Privacy mythbusting. Have you heard this line before?

By Valentina Pavel

This talk will try to tackle some of the most widespread arguments against privacy such as: 'So what if they spy on me, I have nothing to hide', 'I don't care if companies are using my personal data, targeted advertising works great for me', 'I don't care if I am under surveillance, I am not important as a target' etc. For each one of this lines, Valentina will explain why privacy is important and present a different perspective.

Duration: 20 minutes

Developer tools needed for contributing to Free/Open Source software

By Maria Nita

The scope of the tutorial is to showcase a list of tools to help you during development. Because sharing is caring, you will also find out how you can help others use these tools.

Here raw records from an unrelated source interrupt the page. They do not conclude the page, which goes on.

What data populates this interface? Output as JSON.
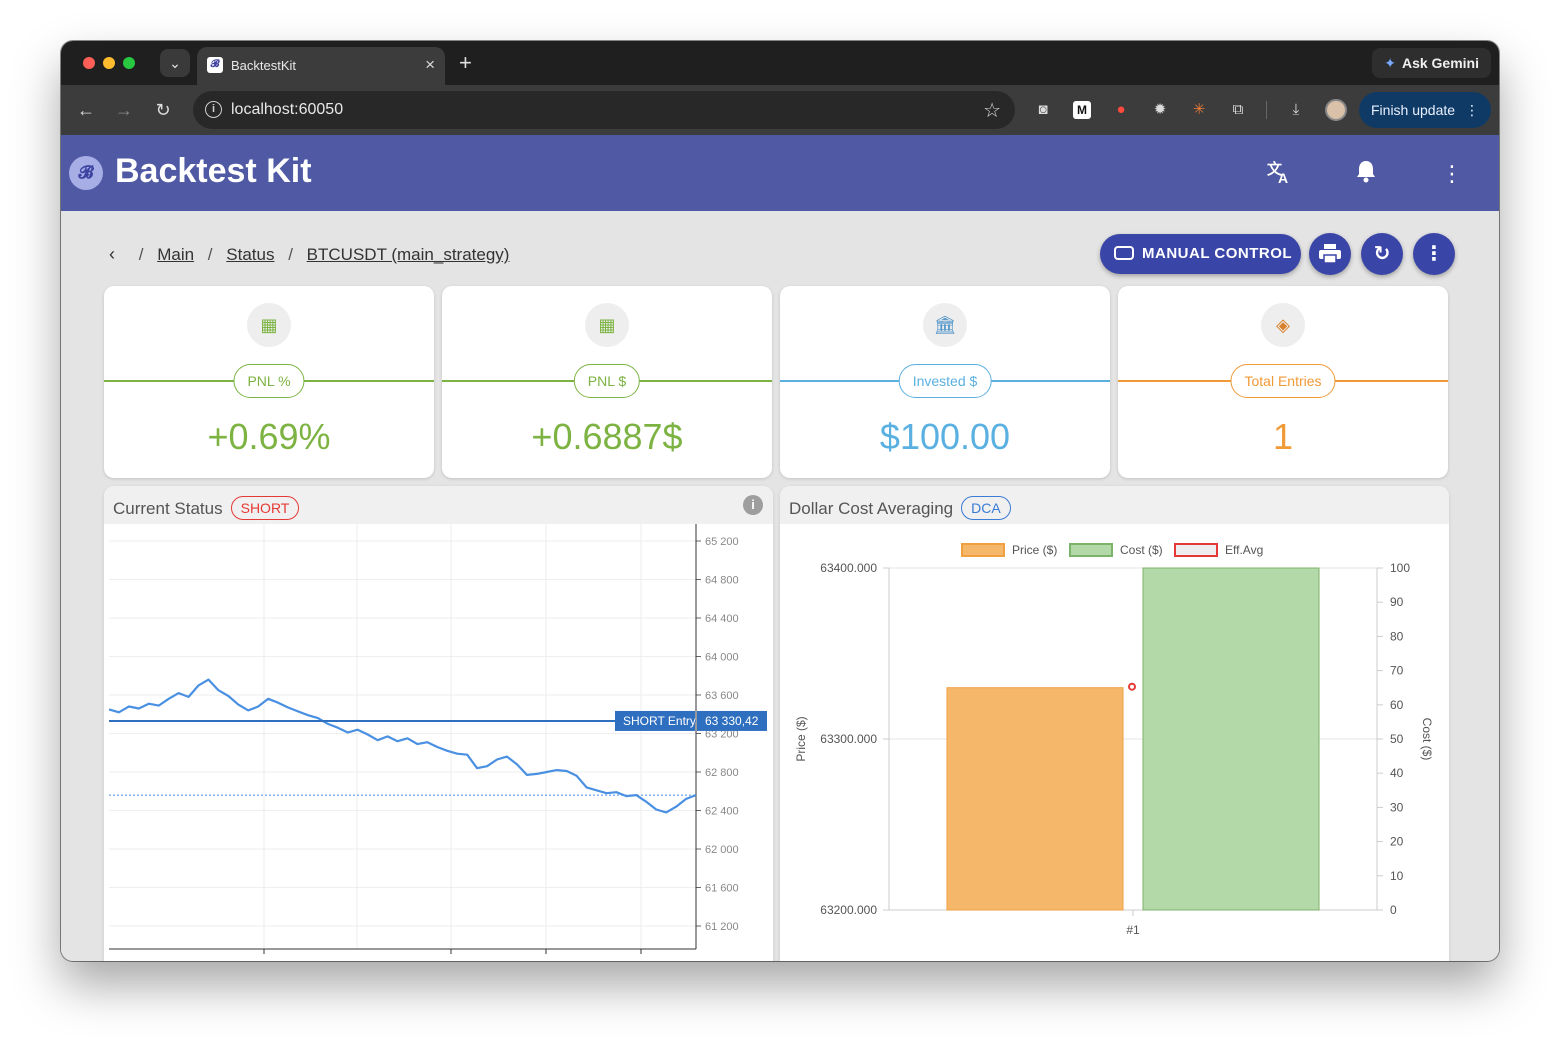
{
  "browser": {
    "tab_title": "BacktestKit",
    "url": "localhost:60050",
    "gemini_label": "Ask Gemini",
    "finish_update_label": "Finish update"
  },
  "app": {
    "title": "Backtest Kit"
  },
  "breadcrumb": {
    "items": [
      "Main",
      "Status",
      "BTCUSDT (main_strategy)"
    ]
  },
  "actions": {
    "manual_control_label": "MANUAL CONTROL"
  },
  "cards": [
    {
      "label": "PNL %",
      "value": "+0.69%",
      "color": "#7cb342"
    },
    {
      "label": "PNL $",
      "value": "+0.6887$",
      "color": "#7cb342"
    },
    {
      "label": "Invested $",
      "value": "$100.00",
      "color": "#5ab0e0"
    },
    {
      "label": "Total Entries",
      "value": "1",
      "color": "#f09a37"
    }
  ],
  "status_panel": {
    "title": "Current Status",
    "badge": "SHORT",
    "badge_color": "#e53935",
    "entry_label": "SHORT Entry",
    "entry_value": "63 330,42",
    "line_color": "#4a90e2"
  },
  "dca_panel": {
    "title": "Dollar Cost Averaging",
    "badge": "DCA",
    "badge_color": "#3a7bd5"
  },
  "price_chart": {
    "type": "line",
    "y_ticks": [
      "65 200",
      "64 800",
      "64 400",
      "64 000",
      "63 600",
      "63 200",
      "62 800",
      "62 400",
      "62 000",
      "61 600",
      "61 200"
    ],
    "ylim": [
      61100,
      65300
    ],
    "entry_price": 63330.42,
    "series": [
      {
        "values": [
          63450,
          63420,
          63480,
          63460,
          63510,
          63490,
          63560,
          63620,
          63580,
          63700,
          63760,
          63650,
          63590,
          63500,
          63440,
          63480,
          63560,
          63520,
          63470,
          63430,
          63390,
          63360,
          63300,
          63260,
          63210,
          63240,
          63190,
          63130,
          63170,
          63120,
          63150,
          63090,
          63110,
          63060,
          63020,
          62990,
          62980,
          62840,
          62860,
          62930,
          62960,
          62880,
          62770,
          62780,
          62800,
          62820,
          62810,
          62760,
          62640,
          62610,
          62580,
          62590,
          62550,
          62560,
          62490,
          62410,
          62380,
          62440,
          62520,
          62560
        ]
      }
    ]
  },
  "dca_chart": {
    "type": "bar",
    "legend": [
      "Price ($)",
      "Cost ($)",
      "Eff.Avg"
    ],
    "categories": [
      "#1"
    ],
    "series": [
      {
        "name": "Price ($)",
        "values": [
          63330
        ],
        "color": "#f5b86b"
      },
      {
        "name": "Cost ($)",
        "values": [
          100
        ],
        "color": "#b3d9a8"
      },
      {
        "name": "Eff.Avg",
        "values": [
          63330
        ],
        "color": "#e53935"
      }
    ],
    "y_left_ticks": [
      "63400.000",
      "63300.000",
      "63200.000"
    ],
    "y_right_ticks": [
      "100",
      "90",
      "80",
      "70",
      "60",
      "50",
      "40",
      "30",
      "20",
      "10",
      "0"
    ],
    "ylabel_left": "Price ($)",
    "ylabel_right": "Cost ($)",
    "ylim_left": [
      63200,
      63400
    ],
    "ylim_right": [
      0,
      100
    ]
  }
}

At the end of the presentation there will be a demo on how to use the tools to make a contribution and review another community member work.

Duration: 45 minutes

An introduction to Go

By Margarita Manterola

Go is a new language that has slowly started gain acceptance among the Free Software community. This talk will explain what Go is and what it's not, some basic concepts and the current state of Go in Debian.

Duration: 45 minutes

IIO staging drivers cleanup

By Roberta Dobrescu

This talk will present Roberta's OPW experience, from the application period until the finished internship. It will cover the work at IIO staging drivers cleanup project, how it's like to participate in Linux kernel community and the things learned during OPW as a Linux kernel intern.

Duration: 20 minutes

Lightning talks

Short talks (5 minutes or less) where all subjects are welcome.